Saffrun

Privacy Policy

Saffrun helps runners in the EU find better gear with independent, AI-driven shoe recommendations. We only collect the data we need to provide this service and to improve it responsibly. This policy describes what we collect, why, and your rights.

Controller & contact

The data controller is Saffrun, established in the Netherlands. For users in the Netherlands and the European Economic Area (EEA), we process personal data in accordance with the General Data Protection Regulation (GDPR) and Dutch data protection law. For privacy requests or questions, contact us at support@saff.run or via the Contact page.

What data we collect

  • Quiz answers: Running experience, goals, distances, pace, surface preferences, and other answers you give in the shoe quiz.
  • Account data (if you register): Email, name (if provided), and preferences stored in your account (e.g. locker/saved shoes).
  • Technical data: IP address, device type, browser, and similar data needed for security and basic operation.
  • Cookies and similar tech: See the Cookies section below.
  • Communications: If you contact us (e.g. via Contact form), we process the content and contact details you provide.

Purposes & lawful bases

  • Providing the service (contract): To run the quiz, generate recommendations, and (if you have an account) manage your profile and locker. Lawful basis: performance of contract.
  • Analytics & improvement (consent): To understand how the site is used and improve it we use non-essential analytics (PostHog). Under the ePrivacy Directive and GDPR we do this only with your consent. You can withdraw or change consent at any time via "Cookie preferences" in the footer.
  • Security (legitimate interest): To protect against abuse, fraud, and security incidents. Lawful basis: legitimate interest.
  • Affiliate tracking: When you click through to retailers, affiliate networks (e.g. Awin, Daisycon) may set cookies and process data per their policies to attribute commissions. We do not control their processing; see Cookies and third parties below.
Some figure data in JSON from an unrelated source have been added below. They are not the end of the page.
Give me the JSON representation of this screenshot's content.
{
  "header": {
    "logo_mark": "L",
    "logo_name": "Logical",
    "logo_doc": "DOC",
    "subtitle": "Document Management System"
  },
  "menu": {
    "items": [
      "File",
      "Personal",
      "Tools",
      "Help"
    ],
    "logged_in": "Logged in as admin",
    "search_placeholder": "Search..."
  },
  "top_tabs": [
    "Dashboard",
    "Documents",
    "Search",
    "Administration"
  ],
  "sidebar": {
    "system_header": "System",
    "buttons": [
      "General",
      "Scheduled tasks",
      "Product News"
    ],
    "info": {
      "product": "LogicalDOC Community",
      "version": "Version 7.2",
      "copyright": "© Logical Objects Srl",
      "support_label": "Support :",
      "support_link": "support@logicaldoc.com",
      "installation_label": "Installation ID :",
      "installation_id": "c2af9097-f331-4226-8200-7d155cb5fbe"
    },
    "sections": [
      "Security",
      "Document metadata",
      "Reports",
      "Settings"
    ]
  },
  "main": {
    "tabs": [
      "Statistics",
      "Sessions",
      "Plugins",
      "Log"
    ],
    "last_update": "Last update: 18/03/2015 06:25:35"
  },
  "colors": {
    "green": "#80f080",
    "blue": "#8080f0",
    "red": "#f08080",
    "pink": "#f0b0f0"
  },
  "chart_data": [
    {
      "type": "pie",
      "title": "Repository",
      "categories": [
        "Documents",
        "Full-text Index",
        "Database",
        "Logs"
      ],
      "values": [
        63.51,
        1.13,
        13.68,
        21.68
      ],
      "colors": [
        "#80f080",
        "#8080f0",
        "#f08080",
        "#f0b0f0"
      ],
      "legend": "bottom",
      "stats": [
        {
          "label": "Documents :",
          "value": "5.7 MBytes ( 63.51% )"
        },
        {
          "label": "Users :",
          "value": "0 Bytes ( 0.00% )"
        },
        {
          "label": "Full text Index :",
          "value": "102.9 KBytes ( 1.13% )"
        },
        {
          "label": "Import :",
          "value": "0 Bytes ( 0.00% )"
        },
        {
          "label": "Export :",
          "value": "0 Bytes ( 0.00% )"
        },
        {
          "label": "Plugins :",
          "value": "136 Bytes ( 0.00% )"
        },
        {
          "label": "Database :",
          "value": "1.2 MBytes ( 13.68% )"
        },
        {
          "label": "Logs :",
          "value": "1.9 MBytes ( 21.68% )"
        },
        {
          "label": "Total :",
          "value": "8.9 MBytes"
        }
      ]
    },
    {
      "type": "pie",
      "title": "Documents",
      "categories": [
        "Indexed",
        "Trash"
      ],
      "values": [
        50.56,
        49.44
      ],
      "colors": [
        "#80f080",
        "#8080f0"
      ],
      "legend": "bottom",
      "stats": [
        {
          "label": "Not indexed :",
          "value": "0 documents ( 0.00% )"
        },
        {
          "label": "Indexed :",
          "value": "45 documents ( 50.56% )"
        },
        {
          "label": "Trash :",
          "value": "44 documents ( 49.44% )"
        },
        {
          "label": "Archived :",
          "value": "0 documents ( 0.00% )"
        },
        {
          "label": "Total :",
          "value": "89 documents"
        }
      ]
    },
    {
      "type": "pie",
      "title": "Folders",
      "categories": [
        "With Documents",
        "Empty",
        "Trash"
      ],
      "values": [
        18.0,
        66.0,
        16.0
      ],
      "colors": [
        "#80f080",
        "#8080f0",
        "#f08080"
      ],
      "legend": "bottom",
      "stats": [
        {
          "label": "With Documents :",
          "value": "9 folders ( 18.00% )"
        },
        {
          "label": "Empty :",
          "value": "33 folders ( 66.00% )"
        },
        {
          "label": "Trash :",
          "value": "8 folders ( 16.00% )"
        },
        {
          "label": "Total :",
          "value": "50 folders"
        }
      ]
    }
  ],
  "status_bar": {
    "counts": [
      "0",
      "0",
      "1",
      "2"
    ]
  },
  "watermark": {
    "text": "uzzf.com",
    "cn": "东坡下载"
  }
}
Processors & third parties

We use the following processors and services that may process personal data on our behalf or as independent controllers:

  • Clerk — authentication and account management
  • PostHog — product analytics (only with your consent, via our cookie banner)
  • Vercel — hosting and serverless functions
  • Railway — backend and database hosting
  • Affiliate networks (e.g. Awin, Daisycon) — tracking of clicks and conversions to retailers; they act as independent controllers for their tracking. Their cookies and policies apply when you click our links to retailers.

We choose providers that meet GDPR requirements and, where applicable, use Data Processing Agreements. We do not sell your personal data.

International transfers

Some of our processors may be located outside the European Economic Area (EEA). Where we transfer personal data outside the EEA, we ensure appropriate safeguards are in place (such as adequacy decisions, standard contractual clauses, or other mechanisms approved under GDPR).

Cookies & affiliate tracking

We use cookies and similar technologies for: (1) essential operation (e.g. session, authentication) — no consent required; (2) analytics (PostHog) — only with your consent, which you can give or withdraw via "Cookie preferences" in the footer; (3) affiliate tracking — when you click a link to a retailer, the affiliate network may set cookies to attribute a purchase to us. We do not control those cookies; see the network's and retailer's privacy policies. In our cookie banner you can choose: "Accept all" (analytics enabled) or "Allow necessary only" (only cookies needed for the site to work; no analytics).

Retention

  • Account and quiz data: retained while your account is active; after account closure or deletion request, we delete or anonymise within 6 months unless we must keep it for legal obligations.
  • Logs and security-related data: typically up to 12 months unless a longer period is required for legal or security reasons.
  • Analytics: aggregated or pseudonymised where possible; retention in line with our analytics provider's settings and consent.

Your rights & complaint authority

Under the GDPR you have the right to:

  • Access your personal data
  • Rectify inaccurate data
  • Erase your data (subject to exceptions)
  • Restrict processing in certain cases
  • Data portability where applicable
  • Object to processing based on legitimate interest
  • Withdraw consent at any time (where we rely on consent), e.g. via "Cookie preferences" in the footer

To exercise these rights, contact us at support@saff.run. If you are in the Netherlands or another EEA country, you also have the right to lodge a complaint with your local supervisory authority. In the Netherlands, that is the Autoriteit Persoonsgegevens (AP).

Expert insight: Our AI shoe quiz is designed to be helpful without being intrusive. We do not need detailed medical histories or precise GPS traces to suggest gear; we rely on high-level signals like experience, distance ranges, and surface type. This lets us give meaningful recommendations while keeping the amount of personal data we process as small as possible.

Last updated: March 2025. We may update this policy from time to time; material changes will be communicated on the site or by email where appropriate.